Emilia showed him the ripped piece of paper that she was still clutching. “Do you recognize that?”
He stared at it. “It’s...it’s a water lily. Part of it. It’s very good. I thought all she did was scribble – the governess crumpled them up and threw them in the waste basket.”
“Don’t you recognize it?”
“A water lily?”
Emilia took a different tack. “Who put those pictures in her room, the high ones?”
“I did. It was foolish really. They were her mother’s. I didn’t know what to do with them after…”
“Don’t you see? She copied that water lily from the painting. Maybe you didn’t recognize it because the painting is a watercolour and all she has is a pencil.”
He stared at it. “Oh, my God! She can draw like that? But I can’t just…I mean she’s safe in that room. She might be afraid to leave it, it could be dangerous and….”
Emilia interrupted, filling in details she knew he was considering. “Our house is full of beautiful carved furniture, delicate glassware, Murano bowls that even the Contessa envies. Fiorella could be a problem in the middle of all that. She could be an embarrassment in front of your friends. I can see it is a hard choice.”
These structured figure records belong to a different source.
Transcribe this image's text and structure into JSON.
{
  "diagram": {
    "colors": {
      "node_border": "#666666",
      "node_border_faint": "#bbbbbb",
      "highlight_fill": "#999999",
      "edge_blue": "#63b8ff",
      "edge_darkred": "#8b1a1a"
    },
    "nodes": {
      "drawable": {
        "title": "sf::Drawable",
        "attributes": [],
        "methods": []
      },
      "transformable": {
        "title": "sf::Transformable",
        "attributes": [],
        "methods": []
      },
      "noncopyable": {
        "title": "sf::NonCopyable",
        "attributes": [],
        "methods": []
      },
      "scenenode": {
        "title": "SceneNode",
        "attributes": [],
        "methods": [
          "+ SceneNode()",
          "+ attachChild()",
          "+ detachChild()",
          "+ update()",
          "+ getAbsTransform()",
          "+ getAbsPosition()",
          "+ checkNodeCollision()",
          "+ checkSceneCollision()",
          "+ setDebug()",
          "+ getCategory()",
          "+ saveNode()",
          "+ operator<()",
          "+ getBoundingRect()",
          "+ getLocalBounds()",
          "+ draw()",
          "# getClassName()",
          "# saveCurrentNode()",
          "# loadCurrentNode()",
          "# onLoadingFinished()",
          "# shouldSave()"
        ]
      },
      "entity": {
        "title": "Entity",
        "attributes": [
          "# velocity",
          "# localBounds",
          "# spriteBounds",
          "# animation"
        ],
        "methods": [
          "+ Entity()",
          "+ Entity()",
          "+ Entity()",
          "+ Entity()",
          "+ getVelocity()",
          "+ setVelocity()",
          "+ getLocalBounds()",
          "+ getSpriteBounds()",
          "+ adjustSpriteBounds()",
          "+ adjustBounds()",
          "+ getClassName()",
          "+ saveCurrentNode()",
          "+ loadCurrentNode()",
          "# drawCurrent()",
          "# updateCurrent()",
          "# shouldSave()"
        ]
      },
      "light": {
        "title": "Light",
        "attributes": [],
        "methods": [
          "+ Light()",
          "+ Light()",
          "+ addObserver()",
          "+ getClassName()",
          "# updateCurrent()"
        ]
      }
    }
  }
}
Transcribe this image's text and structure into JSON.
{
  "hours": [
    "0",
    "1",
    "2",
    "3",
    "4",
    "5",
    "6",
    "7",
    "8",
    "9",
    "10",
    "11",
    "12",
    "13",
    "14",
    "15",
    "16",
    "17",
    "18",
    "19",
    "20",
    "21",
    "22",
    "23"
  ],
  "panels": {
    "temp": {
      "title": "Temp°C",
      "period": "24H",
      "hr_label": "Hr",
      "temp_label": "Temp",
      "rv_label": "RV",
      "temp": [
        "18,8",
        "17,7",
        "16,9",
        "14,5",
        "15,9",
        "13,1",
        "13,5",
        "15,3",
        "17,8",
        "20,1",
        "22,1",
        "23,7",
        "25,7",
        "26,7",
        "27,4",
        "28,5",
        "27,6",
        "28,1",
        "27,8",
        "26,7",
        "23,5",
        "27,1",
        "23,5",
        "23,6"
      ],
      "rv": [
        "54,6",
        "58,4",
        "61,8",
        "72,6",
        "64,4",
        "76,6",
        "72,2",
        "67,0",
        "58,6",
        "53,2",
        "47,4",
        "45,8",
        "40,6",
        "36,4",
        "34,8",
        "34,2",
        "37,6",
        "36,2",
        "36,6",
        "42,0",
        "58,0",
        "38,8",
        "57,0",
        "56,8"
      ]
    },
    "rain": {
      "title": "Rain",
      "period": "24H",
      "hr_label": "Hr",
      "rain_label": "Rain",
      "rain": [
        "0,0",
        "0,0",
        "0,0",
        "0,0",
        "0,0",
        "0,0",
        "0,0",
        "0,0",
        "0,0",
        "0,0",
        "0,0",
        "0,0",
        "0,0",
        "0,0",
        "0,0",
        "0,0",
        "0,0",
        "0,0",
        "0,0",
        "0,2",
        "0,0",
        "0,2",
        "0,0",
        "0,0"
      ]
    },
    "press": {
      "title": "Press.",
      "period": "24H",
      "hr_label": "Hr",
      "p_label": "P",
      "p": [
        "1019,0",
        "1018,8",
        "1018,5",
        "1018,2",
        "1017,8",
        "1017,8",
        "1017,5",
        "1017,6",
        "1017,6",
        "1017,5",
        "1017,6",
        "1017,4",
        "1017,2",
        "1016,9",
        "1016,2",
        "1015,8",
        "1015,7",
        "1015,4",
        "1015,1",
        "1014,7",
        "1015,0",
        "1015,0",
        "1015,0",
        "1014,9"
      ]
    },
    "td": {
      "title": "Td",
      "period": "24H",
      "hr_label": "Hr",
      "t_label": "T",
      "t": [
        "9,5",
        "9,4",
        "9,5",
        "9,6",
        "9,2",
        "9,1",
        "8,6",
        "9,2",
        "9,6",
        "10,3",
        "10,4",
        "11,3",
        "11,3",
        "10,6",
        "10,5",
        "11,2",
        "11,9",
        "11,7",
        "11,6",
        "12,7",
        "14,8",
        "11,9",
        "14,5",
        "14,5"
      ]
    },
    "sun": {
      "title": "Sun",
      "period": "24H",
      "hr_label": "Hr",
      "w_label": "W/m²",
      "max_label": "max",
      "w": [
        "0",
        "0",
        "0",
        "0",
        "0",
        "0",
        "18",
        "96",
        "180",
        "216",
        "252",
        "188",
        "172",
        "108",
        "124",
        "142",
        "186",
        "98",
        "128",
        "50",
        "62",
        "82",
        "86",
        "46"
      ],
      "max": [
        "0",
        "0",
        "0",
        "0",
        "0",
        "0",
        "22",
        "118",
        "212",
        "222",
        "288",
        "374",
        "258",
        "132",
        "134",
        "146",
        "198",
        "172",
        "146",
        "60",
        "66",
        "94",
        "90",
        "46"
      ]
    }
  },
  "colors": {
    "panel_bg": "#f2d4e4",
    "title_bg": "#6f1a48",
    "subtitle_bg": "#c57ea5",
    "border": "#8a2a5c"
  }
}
Lorenzo stood gazing down at his shoes. Emilia held her breath. Was this going to be the issue that came between them and spoiled the closeness and warmth between them? Should she back away? No, she couldn’t.
He stood silent for more than a minute. At last he spoke. “None of that matters, not friends and certainly not possessions, not when it comes to my daughter. You can spend time with her, perhaps we can hire a new governess together. Fiorella should have this chance to be part of our family. I want my child planted where she will grow and flourish.”
Emilia moved forward and kissed Lorenzo fully and thoroughly while his ancestor looked down from his ornate frame, their only witness.